What the code does and doesn't tell us
The current pinned open-source release is the May 15, 2026 drop. Against it, here is the honest ledger.
Verifiable in code: the mutual-follow similarity machinery exists; its shape is a MinHash-estimated Jaccard overlap between viewer and author follow graphs; it is gated by a single named parameter; it is wired into the Phoenix pipeline; its output is measured; and at that release, nothing named consumes it.
Not verifiable in code:
- The flag's production value.
EnableMutualFollowJaccardHydrationlives in the withheld params module. On or off, before or after July 13 — unknown. - The weight. How large is the boost? The current scorer references all its weights through that same withheld module — anyone quoting a number for the mutuals boost is guessing.
- The set construction. The signatures are fetched from a data service; the release does not define how the underlying follow-graph sets are built — whether they cover follows, mutuals only, or something weighted.
- The mechanism identity. Whether the July change activates this Jaccard machinery, adds a direct-mutual signal alongside it, or both.

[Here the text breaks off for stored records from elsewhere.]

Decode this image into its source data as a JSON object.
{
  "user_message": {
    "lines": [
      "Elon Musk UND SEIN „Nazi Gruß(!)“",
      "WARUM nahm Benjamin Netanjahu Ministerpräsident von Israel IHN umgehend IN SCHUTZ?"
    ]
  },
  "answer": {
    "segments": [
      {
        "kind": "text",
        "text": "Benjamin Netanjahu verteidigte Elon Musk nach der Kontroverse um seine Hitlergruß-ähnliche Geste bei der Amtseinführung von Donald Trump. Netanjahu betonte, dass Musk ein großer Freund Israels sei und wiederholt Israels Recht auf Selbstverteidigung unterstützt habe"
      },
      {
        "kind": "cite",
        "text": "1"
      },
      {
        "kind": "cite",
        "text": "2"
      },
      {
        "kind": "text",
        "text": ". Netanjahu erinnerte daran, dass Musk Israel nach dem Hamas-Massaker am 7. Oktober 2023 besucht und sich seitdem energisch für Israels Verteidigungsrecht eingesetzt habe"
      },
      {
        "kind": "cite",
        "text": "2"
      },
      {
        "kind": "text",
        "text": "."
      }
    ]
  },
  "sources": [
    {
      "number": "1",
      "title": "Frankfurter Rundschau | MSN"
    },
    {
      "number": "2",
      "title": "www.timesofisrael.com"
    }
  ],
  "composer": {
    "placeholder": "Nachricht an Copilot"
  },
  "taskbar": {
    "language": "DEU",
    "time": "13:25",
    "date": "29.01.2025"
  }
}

The numeric values of the current weights are not included in the open-source release: weighted_scorer.rs references a params module (e.g. p::FAVORITE_WEIGHT, p::REPLY_WEIGHT) whose values are not present anywhere in the published repository.
X publishes algorithm updates on a roughly four-week cadence. The next release is where this resolves: if the hydrator gains a consumer — a scorer term, a model feature, a weight — the July change becomes code-verifiable, and this page will be re-verified against that drop the day it lands. Until then, the announcement itself is OFFICIAL-STATED: real, attributable, and not yet confirmed in code.
What this means for you
Your mutual graph is now ranking infrastructure — in both directions. Before July 13, a follow-back was a courtesy. Now every mutual edge is simultaneously a distribution channel for your posts and an input to your own feed. Four practical consequences:
- Broken mutuals now cost you reach, silently. When someone you follow unfollows you, you don't just lose a reader — the edge downgrades from boosted mutual to ordinary follow, and nothing notifies you. Reach decays through relationship decay you can't see.
- Junk mutuals now poison your own feed. The flip side Bier demonstrated on crypto applies at every scale: each follow-back you granted out of politeness to an account you never read is now an account the algorithm believes you want. Follow-back hygiene stopped being cosmetic on July 13.
- Follow-for-follow flipped from growth hack to self-inflicted wound overnight. The tactic's entire premise was that a follow-back was free. If the released signal's shape is any guide, follow-trains spent years maximizing the exact overlap score that now shapes their feeds — and per X's own product head, the accounts that maximized it hardest can no longer recognize their timelines.
- Mutual quality beats follower count for conversation reach. An account with 5,000 followers and 2,000 real mutuals now plausibly out-distributes one with 50,000 followers and 200 mutuals inside reply and timeline surfaces. We can't quantify it — see the ledger above — but the direction is official.
The accounts that win under this change are the ones that know the state of their mutual graph: who's a real mutual, who quietly left, which follow-backs are relationships and which are debris. Most people have no idea — the platform doesn't tell you, and as of this week, not knowing costs you twice.